Mord Nach Maß
leicht zu durchschauen. Wollte er mir auf seine ganz spezielle Art Unbehagen einjagen, mir suggerieren, dass man mich öffentlich als Glücksritter brandmarken würde? Er sagte zu Ellie: »Ich habe einige Papiere mitgebracht, die wir miteinander durchgehen müssen, Ellie. Ich werde für viele dieser Formalitäten deine Unterschrift brauchen.«
»Ja, natürlich, Onkel Andrew. Mir passt es jederzeit.«
»Jederzeit, sehr richtig. Es eilt keineswegs. Ich habe noch andere Dinge in London zu erledigen und werde etwa zehn Tage hier bleiben.«
Zehn Tage, dachte ich. Das war eine lange Zeit. Mir wäre es fast lieber gewesen, Lippincott hätte sich nicht zehn Tage hier aufgehalten. Obwohl er sich mir gegenüber freundlich genug gab, als ob er andeuten wollte, dass er sich in gewissen Punkten ein endgültiges Urteil noch vorbehalte; ich fragte mich in diesem Augenblick, ob er mir tatsächlich feindlich gesinnt war. Wenn, dann wäre er kaum der Mann gewesen, seine Karten aufzudecken.
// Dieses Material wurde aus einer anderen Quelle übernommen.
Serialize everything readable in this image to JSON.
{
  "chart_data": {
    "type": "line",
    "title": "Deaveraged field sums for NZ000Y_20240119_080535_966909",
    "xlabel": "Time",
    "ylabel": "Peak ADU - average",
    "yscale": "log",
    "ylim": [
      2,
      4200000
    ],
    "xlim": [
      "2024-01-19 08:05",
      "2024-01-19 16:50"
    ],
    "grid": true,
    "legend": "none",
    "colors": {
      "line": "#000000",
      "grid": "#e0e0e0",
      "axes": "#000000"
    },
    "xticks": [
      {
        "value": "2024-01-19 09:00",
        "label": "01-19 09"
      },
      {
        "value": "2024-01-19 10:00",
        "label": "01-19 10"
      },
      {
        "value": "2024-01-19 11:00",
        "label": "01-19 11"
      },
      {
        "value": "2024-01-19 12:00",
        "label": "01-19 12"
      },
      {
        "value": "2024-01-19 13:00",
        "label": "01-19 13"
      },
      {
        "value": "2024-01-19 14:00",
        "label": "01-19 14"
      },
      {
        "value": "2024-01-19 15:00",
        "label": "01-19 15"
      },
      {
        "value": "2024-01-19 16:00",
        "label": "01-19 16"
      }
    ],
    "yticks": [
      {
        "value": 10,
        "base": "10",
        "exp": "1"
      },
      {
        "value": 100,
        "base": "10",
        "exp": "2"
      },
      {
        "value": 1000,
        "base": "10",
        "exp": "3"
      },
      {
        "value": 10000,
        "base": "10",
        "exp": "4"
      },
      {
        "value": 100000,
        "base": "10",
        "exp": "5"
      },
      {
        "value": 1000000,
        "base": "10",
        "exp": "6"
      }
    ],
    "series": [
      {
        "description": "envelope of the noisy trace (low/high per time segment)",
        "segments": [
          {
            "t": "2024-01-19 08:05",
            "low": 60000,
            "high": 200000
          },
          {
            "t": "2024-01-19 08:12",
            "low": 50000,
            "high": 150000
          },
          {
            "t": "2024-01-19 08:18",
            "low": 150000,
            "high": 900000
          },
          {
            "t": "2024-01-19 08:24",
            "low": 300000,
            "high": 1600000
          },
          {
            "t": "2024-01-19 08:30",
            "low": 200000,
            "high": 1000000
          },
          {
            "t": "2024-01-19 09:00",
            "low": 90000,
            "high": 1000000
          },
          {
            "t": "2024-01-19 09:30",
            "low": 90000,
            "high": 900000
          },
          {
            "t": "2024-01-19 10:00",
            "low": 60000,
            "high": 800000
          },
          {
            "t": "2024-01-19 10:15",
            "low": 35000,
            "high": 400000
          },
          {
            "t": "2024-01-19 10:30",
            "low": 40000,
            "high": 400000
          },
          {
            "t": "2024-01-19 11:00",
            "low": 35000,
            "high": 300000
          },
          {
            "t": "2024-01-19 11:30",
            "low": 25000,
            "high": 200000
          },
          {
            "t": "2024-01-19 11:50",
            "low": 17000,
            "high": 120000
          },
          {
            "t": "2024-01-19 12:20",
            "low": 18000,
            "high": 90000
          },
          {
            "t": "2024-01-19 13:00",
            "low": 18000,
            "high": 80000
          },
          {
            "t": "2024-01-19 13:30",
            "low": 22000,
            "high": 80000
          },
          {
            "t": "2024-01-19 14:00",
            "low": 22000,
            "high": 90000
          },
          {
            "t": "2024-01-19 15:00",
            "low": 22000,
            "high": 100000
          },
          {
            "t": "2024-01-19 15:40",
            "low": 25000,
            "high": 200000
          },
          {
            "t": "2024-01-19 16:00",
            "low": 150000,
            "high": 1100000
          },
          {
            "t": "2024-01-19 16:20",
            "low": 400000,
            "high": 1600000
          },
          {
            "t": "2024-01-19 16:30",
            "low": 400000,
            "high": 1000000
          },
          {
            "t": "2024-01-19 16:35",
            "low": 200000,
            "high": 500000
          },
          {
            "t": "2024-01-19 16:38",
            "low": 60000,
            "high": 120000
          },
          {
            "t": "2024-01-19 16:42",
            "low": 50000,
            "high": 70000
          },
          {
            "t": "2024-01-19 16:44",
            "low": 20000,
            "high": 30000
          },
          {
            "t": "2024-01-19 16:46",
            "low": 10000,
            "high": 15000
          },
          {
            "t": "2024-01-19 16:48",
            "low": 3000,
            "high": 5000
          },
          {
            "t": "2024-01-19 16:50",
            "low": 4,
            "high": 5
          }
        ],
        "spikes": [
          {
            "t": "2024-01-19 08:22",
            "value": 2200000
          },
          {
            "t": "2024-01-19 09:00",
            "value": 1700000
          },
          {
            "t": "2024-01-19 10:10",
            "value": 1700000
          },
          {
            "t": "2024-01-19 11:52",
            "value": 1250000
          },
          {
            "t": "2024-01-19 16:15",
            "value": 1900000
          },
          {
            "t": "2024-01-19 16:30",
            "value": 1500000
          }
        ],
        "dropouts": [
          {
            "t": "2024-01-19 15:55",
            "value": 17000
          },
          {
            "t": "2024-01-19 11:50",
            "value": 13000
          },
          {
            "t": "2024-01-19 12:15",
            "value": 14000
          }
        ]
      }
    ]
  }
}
»Also gut«, fuhr er fort, »nun haben wir uns alle kennengelernt und eine gemeinsame Basis gefunden, was die Zukunft angeht; und jetzt möchte ich mich gern kurz mit deinem Angetrauten da unterhalten.«
Ellie war immer noch in Harnisch. »Du kannst mit uns beiden sprechen.«
Ich legte ihr die Hand auf den Arm. »Nun sträub mal nicht gleich das Gefieder, du bist keine Glucke, die ihre Jungen verteidigen muss.« Ich dirigierte sie sanft zu der Tapetentür, die ins Schlafzimmer führte. »Onkel Andrew will mir Maß nehmen«, sagte ich. »Das ist sein gutes Recht.«
Sanft schob ich sie durch die Doppeltür, schloss die Flügel und kehrte in das Zimmer zurück. Lippincott gegenüber ließ ich mich nieder. »Also dann kann’s losgehen.«
»Vielen Dank, Michael. Zuallererst möchte ich Ihnen versichern, dass ich nicht und in keiner Weise Ihr Feind bin, wie Sie vielleicht glauben mögen.«
»Nun«, meinte ich, »das freut mich zu hören.« Es klang aber nicht allzu überzeugt.
»Lassen Sie mich offen sprechen«, begann Lippincott, »und zwar offener, als ich es vor diesem liebenswerten Kind gekonnt hätte, dessen Vormund ich bin und das ich sehr gern habe. Sie mögen es noch nicht ganz ermessen können, Michael, aber Ellie ist ein außergewöhnlich reizender und liebenswerter Mensch.«
»Nur keine Angst, ich bin ganz schön verliebt.«
»Das ist nicht unbedingt dasselbe«, sagte Lippincott in seiner trockenen Art. »Ich hoffe, dass Sie nicht nur in sie verliebt sind, sondern es auch zu würdigen wissen, was für ein zauberhaftes, aber auf gewisse Weise sehr verwundbares Wesen sie ist.«
»Ich werde mir Mühe geben«, meinte ich. »Und das sollte mir nicht allzu schwerfallen. Ellie ist absolute Spitze, unbedingt.«
»Dann will ich also fortfahren mit dem, was ich zu sagen habe. Und zwar mit äußerster Offenheit. Sie sind nicht der Typ des jungen Mannes, den ich Ellie gewünscht hätte. Ich – und ebenso ihre Familie – hätte es gern gesehen, dass sie jemand aus ihrer Welt, aus ihrer eigenen Schicht…«
»Einen feinen Pinkel, mit anderen Worten«, unterbrach ich ihn.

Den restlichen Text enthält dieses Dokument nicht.